For the mashed potatoes:
900g/2lb floury main crop potatoes,
peeled and cut into chunks
55g/2oz butter
2-3 tbsp milk
salt and freshly ground black pepper

1. To make the beer and onion gravy, heat the oil and the butter in a large, heavy based saucepan.
2. Add the onions and sugar and cook over a low heat for 45 minutes, stirring now and then, until soft and richly caramelised.
3. Stir in the flour and cook for 1 minute.
4. Stir in the beer, beef stock, star anise, cloves and bayleaves and boil vigorously until reduced to a rich, glossy sauce - about 20 minutes in a large sauté pan.
5. Remove the star anise, bayleaves and cloves (if you can find them) from the gravy and season to taste with some salt and pepper.
6. For the sausages and mashed potato, cook the potatoes in boiling salted water for 20 minutes until soft.
7. Then after about 10 minutes, grill or bake the sausages until golden brown all over.

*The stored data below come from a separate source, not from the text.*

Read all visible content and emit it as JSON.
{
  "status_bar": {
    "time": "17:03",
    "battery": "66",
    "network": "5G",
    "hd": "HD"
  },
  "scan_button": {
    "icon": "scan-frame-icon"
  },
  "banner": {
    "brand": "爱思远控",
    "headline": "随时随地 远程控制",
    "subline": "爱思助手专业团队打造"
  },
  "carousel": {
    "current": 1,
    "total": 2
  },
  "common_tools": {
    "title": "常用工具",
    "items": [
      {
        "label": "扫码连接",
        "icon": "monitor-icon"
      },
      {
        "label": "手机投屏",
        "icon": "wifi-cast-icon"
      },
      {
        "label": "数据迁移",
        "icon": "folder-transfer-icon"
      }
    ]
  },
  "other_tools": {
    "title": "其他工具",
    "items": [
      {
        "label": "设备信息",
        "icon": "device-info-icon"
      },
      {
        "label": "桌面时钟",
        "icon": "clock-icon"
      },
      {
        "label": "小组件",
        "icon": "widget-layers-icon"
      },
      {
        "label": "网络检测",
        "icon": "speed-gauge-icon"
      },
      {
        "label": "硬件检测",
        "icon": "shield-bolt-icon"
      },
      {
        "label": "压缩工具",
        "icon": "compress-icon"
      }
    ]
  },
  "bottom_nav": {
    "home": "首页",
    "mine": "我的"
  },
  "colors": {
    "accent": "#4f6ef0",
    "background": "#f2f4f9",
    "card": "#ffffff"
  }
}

8. Drain the potatoes and mash until smooth - a potato ricer does this really well. Beat in the butter with some seasoning and enough milk to make a smooth, creamy mash.
9. Spoon the mashed potatoes onto warmed plates and rest the sausages alongside. Pour over some of the gravy and serve with a good spoonful of English mustard.